240 pages qui me rappellent la vraie vie ou ce qu'on nous assomme dans les reportages tv - non merci ! Sans compter que je suis un peu contre les idées du roman... la vie de couple tue l'amour, la vie de famille l'enterre. Au secours ! Je ne sais pas vous dire à quel point ce bouquin m'a dérangée. J'en avais de plus en plus marre et j'étais pressée d'en finir.

Il faut dire aussi que j'avais totalement craqué pour Benny et Désirée, il y a cinq ans. J'avais espéré pour eux des lendemains meilleurs et des rêves impossibles à réaliser. Bref, je les voulais heureux. Je pensais qu'en bravant les barrières qui les enfermaient chacun de leur côté, ils seraient parvenus à être plus forts que tout. Il n'en est rien ! J'ai comme l'impression que ce roman, en plus du reste, veut me convaincre que les opposés s'attirent mais qu'ils ne peuvent pas être heureux. Hop, total échec.

Et puis ce n'est même pas drôle. C'était un point fort du précédent roman, mais là j'ai trouvé que c'était essentiellement acerbe et donc démoralisant. En somme, je suis déçue et très triste parce que c'est désormais l'image qu'il va me rester du couple de Benny et Désirée. Vision d'un couple qui partage le même toit, alors qu'ils sont devenus des étrangers l'un pour l'autre - bleh.

Le Caveau de Famille - Katarina Mazetti
Gaïa (2011) - 237 pages - 20€
traduit du suédois par Lena Grumbach

Voici des extraits :

Il y a la partie joyeuse et qui fait sourire ...

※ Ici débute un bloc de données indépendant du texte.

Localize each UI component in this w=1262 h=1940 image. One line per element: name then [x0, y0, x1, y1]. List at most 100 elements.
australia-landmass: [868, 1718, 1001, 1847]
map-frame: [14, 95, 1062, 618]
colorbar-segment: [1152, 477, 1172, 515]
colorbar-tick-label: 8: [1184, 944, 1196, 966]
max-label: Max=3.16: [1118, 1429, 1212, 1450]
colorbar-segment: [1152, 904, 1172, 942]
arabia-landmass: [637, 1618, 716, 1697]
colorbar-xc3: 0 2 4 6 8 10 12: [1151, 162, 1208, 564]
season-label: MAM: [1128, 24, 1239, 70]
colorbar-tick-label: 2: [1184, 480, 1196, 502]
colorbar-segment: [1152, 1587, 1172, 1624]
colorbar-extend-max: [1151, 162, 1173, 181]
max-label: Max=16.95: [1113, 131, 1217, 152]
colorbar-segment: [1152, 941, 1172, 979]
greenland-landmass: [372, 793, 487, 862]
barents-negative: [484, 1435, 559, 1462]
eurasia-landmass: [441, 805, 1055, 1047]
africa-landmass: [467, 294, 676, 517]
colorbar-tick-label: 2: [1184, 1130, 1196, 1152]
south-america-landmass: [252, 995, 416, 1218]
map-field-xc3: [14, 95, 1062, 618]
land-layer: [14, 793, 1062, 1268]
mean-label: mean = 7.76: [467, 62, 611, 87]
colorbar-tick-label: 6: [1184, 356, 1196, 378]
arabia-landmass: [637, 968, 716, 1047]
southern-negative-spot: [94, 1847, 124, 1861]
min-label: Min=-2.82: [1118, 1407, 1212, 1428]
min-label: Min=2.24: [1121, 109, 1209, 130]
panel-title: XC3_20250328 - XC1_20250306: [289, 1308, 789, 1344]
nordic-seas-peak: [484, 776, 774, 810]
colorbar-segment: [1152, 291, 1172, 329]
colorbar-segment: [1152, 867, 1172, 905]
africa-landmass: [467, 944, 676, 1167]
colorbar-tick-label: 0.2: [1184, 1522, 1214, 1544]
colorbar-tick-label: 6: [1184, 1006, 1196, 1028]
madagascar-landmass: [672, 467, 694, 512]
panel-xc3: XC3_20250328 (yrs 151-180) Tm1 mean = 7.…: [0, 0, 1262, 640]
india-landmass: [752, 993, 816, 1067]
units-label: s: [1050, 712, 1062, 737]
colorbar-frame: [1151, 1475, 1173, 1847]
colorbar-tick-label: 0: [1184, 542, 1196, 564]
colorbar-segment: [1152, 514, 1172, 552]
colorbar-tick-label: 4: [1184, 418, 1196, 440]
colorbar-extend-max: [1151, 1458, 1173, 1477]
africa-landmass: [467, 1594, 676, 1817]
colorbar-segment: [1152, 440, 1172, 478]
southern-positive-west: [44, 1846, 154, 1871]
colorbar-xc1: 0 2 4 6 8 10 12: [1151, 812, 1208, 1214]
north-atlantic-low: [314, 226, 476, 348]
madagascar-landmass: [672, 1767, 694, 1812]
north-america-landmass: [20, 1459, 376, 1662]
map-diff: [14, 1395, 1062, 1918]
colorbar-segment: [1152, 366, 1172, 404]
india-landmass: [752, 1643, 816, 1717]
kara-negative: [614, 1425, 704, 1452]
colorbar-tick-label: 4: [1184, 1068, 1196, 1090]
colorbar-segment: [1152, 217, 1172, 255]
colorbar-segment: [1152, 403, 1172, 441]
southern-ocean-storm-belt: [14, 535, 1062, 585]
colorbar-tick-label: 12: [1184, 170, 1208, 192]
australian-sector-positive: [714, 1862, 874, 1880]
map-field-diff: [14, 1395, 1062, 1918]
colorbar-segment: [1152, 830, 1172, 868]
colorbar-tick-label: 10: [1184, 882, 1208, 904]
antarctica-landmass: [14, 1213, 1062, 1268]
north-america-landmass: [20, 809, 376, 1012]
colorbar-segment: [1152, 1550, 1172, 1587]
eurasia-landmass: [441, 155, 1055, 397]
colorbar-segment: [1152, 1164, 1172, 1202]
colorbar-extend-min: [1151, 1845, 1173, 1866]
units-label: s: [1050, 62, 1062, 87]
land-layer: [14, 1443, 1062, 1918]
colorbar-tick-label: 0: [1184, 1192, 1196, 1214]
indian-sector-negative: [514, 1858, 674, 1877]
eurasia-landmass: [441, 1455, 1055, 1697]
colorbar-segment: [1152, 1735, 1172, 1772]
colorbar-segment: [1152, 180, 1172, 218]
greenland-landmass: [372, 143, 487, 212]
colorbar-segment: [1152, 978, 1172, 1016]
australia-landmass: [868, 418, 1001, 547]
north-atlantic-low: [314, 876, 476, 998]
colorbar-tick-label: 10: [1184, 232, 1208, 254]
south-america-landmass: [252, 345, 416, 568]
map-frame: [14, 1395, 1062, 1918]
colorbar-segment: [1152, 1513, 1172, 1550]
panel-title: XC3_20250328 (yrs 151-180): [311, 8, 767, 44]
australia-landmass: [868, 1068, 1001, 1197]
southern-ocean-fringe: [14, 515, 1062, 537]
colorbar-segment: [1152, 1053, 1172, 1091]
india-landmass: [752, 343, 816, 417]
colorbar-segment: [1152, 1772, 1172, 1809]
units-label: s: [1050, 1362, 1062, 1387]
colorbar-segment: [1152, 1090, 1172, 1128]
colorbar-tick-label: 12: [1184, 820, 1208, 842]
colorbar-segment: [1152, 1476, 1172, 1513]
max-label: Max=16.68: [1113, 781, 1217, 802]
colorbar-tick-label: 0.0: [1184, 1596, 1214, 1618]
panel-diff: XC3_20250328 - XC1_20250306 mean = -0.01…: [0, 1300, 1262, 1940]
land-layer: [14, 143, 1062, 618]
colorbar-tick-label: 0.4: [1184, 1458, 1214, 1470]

- Tu pourras faire ce que tu veux dans notre chambre, à part faire monter des messieurs ! ai-je dit.
J'avais encore à l'esprit le malaise qui s'était installé la dernière fois que je m'étais mis en tête d'égayer un peu la pièce.
- Si tu la veux entièrement blanche et sans rideaux avec un lit d'hôpital en tube d'acier pour toi, n'hésite pas ! Et une lampe de chevet, bien sûr, mais l'extinction des feux est à dix heures ! Tout ce que je demande, c'est de garder mes bonnes vieilles couvertures de cheval et mes oreillers crottés, et un petit tabouret dans un coin pour poser mes vêtements.
- Dix heures ? a-t-elle dit d'une voix assez pointue.
- Après tu liras avec une lampe de poche sous la couverture. Je me lève à cinq heures et demie, moi.
Elle pouffa.
- Tu sais, c'est comme ça que les livres sont les meilleurs !
Voyez, un petit nuage de perturbation qu'on a réussi à dissiper en bonne intelligence. C'était prometteur pour l'avenir. Ce qu'on est obligé de supporter, on peut tout aussi bien apprendre à l'aimer.

Et puis le reste...

(...) je n'aurais pas échangé la Crevette même contre Julia Roberts. Elle est toujours mon amour impossible, ma Crevette désespérante dans ses savates qui font cloc cloc, du vomi de bébé sur l'épaule et des cheveux tellement emmêlés qu'on dirait qu'elle s'est coiffée avec un pétard... Elle ne s'est jamais mise en quatre pour son apparence avant, ce n'est pas avec notre mariage qu'elle a commencé, pourrait-on dire. L'autre jour quand elle s'est fâchée tout rouge seulement parce que je suis entré dans la cuisine chercher des tenailles, elle a même commencé à délirer sur de la thérapie familiale, alors je me suis dit que là, tu rêves ma petite Crevette, si je t'ai prise dans la barque, je te mènerai à bon port, même si je dois t'amarrer au banc de nage. Et d'ailleurs, comment tu trouverais le temps d'aller chez un thérapeute, toi qui te plains de ne même pas avoir le temps d'aller au cinéma ?
- Je me demande si tu m'as jamais aimée, a-t-elle reniflé quand je me suis permis quelques commentaires sur son planning ce jour-là. En tout cas, il est évident que tu ne m'aimes plus. Tu ne me vois que comme une stagiaire incapable qui serait en apprentissage chez toi.
Comment ça, "aimée", qu'est-ce qu'elle veut dire ? Les femmes parlent d'amour et se rappellent les anniversaires de mariage et la Saint-Valentin et elles se pendent à votre cou et demandent si vous les aimez. Bengt-Goran, lui, il a acheté de nouvelles jantes à Violette et moi, putain, j'ai quand même construit la véranda !
Je crois qu'il en va de l'amour des hommes comme de l'infarctus des femmes. Il n'est jamais détecté, parce qu'il a de tout autres symptômes !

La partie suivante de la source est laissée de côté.